Reynolds cites the backing of the “rank and file” Democrats and numerous endorsements from the Fort Bend/Greater Houston Democratic establishment as proof of his “proven leadership” in Austin.
Even Fort Bend Democratic Party Chairman Don Bankston has endorsed Reynolds . It’s not common for party chairs to endorse candidates in primaries.
“I have a proven track record of working across the aisle to pass common sense legislation in the past and I will continue to do the same if I’m re-elected,” Reynolds said. “My Republican colleagues respect me as a very passionate representative that cares more about solutions than political bickering.”
Reynolds said “strengthening the school finance system” is one of the biggest challenges facing District 27.
Brown has run two unsuccessful campaigns. He lost to Olivo, 60-to-40 percent in the 2006 Democratic Primary for District 27, and in 2014, he lost an election for a seat on the Texas Railroad Commission to Ryan Sitton, a Republican from Friendswood, 58 to 37 percent.
Brown agrees that improving public schools is a pressing issue for District 27, but he doesn’t think Reynolds has done enough to improve it.
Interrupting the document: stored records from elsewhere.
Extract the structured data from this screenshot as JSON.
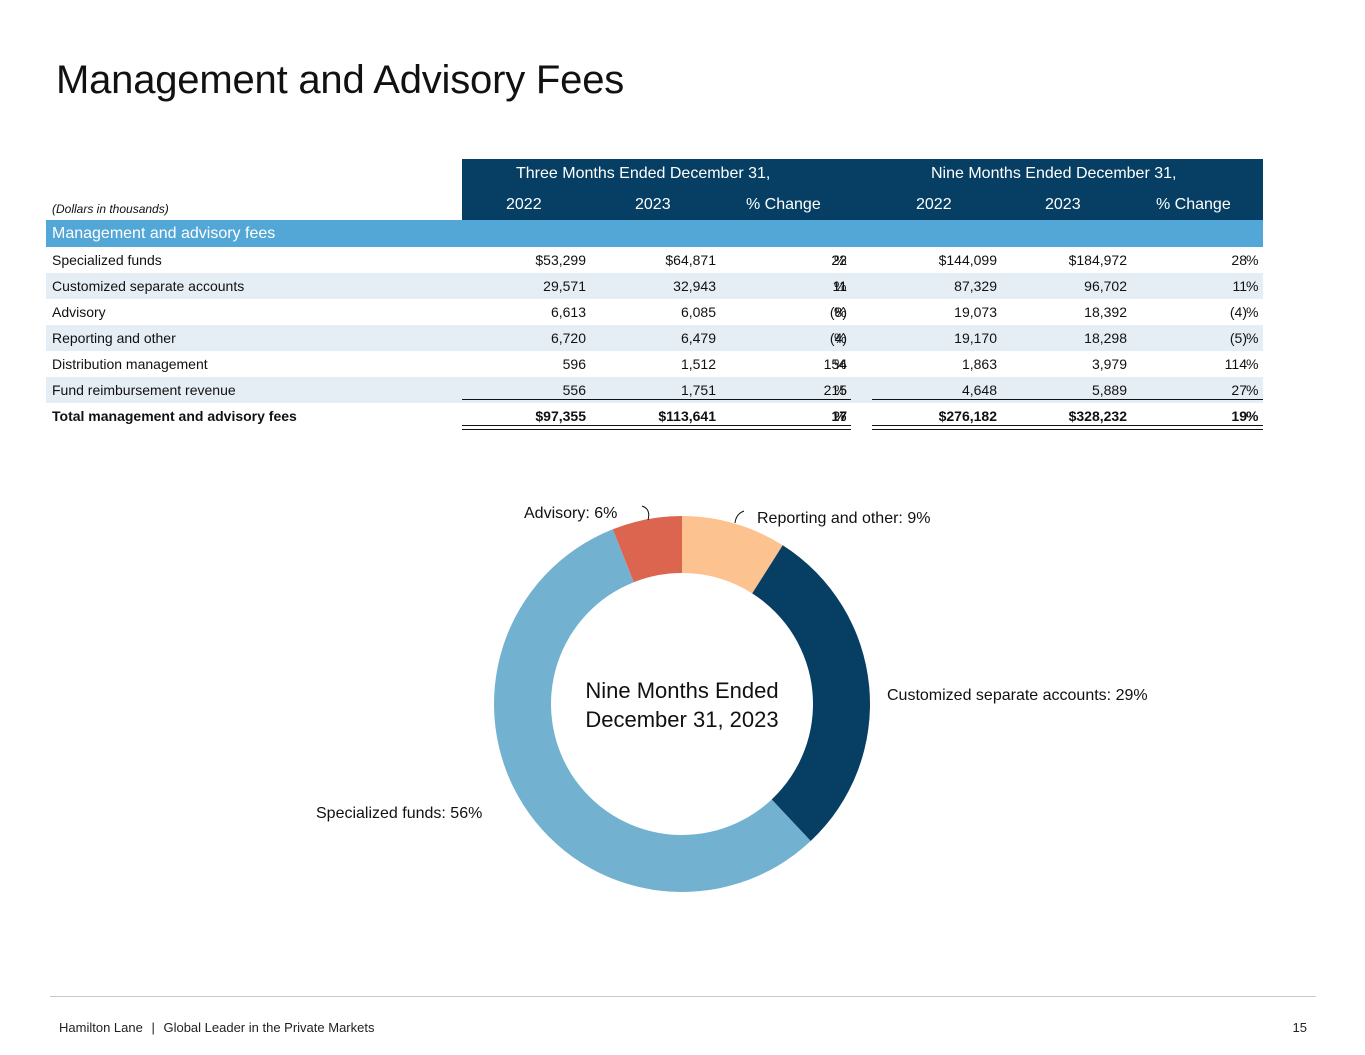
{
  "title": "Management and Advisory Fees",
  "table": {
    "group_three": "Three Months Ended December 31,",
    "group_nine": "Nine Months Ended December 31,",
    "units_note": "(Dollars in thousands)",
    "col_headers": [
      "2022",
      "2023",
      "% Change",
      "2022",
      "2023",
      "% Change"
    ],
    "section_label": "Management and advisory fees",
    "pct_sign": "%",
    "rows": [
      {
        "label": "Specialized funds",
        "q22": "$53,299",
        "q23": "$64,871",
        "qchg": "22",
        "n22": "$144,099",
        "n23": "$184,972",
        "nchg": "28"
      },
      {
        "label": "Customized separate accounts",
        "q22": "29,571",
        "q23": "32,943",
        "qchg": "11",
        "n22": "87,329",
        "n23": "96,702",
        "nchg": "11"
      },
      {
        "label": "Advisory",
        "q22": "6,613",
        "q23": "6,085",
        "qchg": "(8)",
        "n22": "19,073",
        "n23": "18,392",
        "nchg": "(4)"
      },
      {
        "label": "Reporting and other",
        "q22": "6,720",
        "q23": "6,479",
        "qchg": "(4)",
        "n22": "19,170",
        "n23": "18,298",
        "nchg": "(5)"
      },
      {
        "label": "Distribution management",
        "q22": "596",
        "q23": "1,512",
        "qchg": "154",
        "n22": "1,863",
        "n23": "3,979",
        "nchg": "114"
      },
      {
        "label": "Fund reimbursement revenue",
        "q22": "556",
        "q23": "1,751",
        "qchg": "215",
        "n22": "4,648",
        "n23": "5,889",
        "nchg": "27"
      }
    ],
    "total": {
      "label": "Total management and advisory fees",
      "q22": "$97,355",
      "q23": "$113,641",
      "qchg": "17",
      "n22": "$276,182",
      "n23": "$328,232",
      "nchg": "19"
    }
  },
  "chart_data": {
    "type": "pie",
    "title": "Nine Months Ended December 31, 2023",
    "center_label_line1": "Nine Months Ended",
    "center_label_line2": "December 31, 2023",
    "slices": [
      {
        "name": "Reporting and other",
        "value": 9,
        "label": "Reporting and other: 9%",
        "color": "#fcc290"
      },
      {
        "name": "Customized separate accounts",
        "value": 29,
        "label": "Customized separate accounts: 29%",
        "color": "#063f63"
      },
      {
        "name": "Specialized funds",
        "value": 56,
        "label": "Specialized funds: 56%",
        "color": "#73b1d0"
      },
      {
        "name": "Advisory",
        "value": 6,
        "label": "Advisory: 6%",
        "color": "#dc6550"
      }
    ]
  },
  "footer": {
    "company": "Hamilton Lane",
    "separator": "|",
    "tagline": "Global Leader in the Private Markets",
    "page_number": "15"
  },
  "colors": {
    "navy": "#063f63",
    "section_blue": "#52a7d6",
    "row_alt": "#e6eef5"
  }
}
“Sadly, Ron’s distractions will keep him from serving on committees like Public Education or House Appropriations, which would give us a greater say on shaping education policy and school finance,” Brown said. “My team and I have already begun researching pilot programs aimed at turning poor performing schools around. I plan to engage the community, parents and Fort Bend ISD leadership on some of the best practices that we identify.”
Brown proudly announced an endorsement from Gene Collins, the President of the Texas Coalition of Black Democrats, last week.
Henderson, an Assistant District Attorney in Galveston County, said “fixing the criminal justice system and ensuring each person is treated properly and equally under the law” is the most important issue for District 27. He specifically cited the ongoing problem of the “school-to-prison pipeline” that must end, and would like to see more “transparency and accountability” in the criminal justice system.
Bartholomew also cited the need to improve the school system as a major issue for District 27.
“We have to get serious about our school finances, fully restore public education cuts and fund our schools to match our population growth,” Bartholomew said. “Good public policy makes for good politics. Texans want good schools, good health care and sound infrastructure. These aren’t Democratic or Republican priorities – they are Texan priorities.”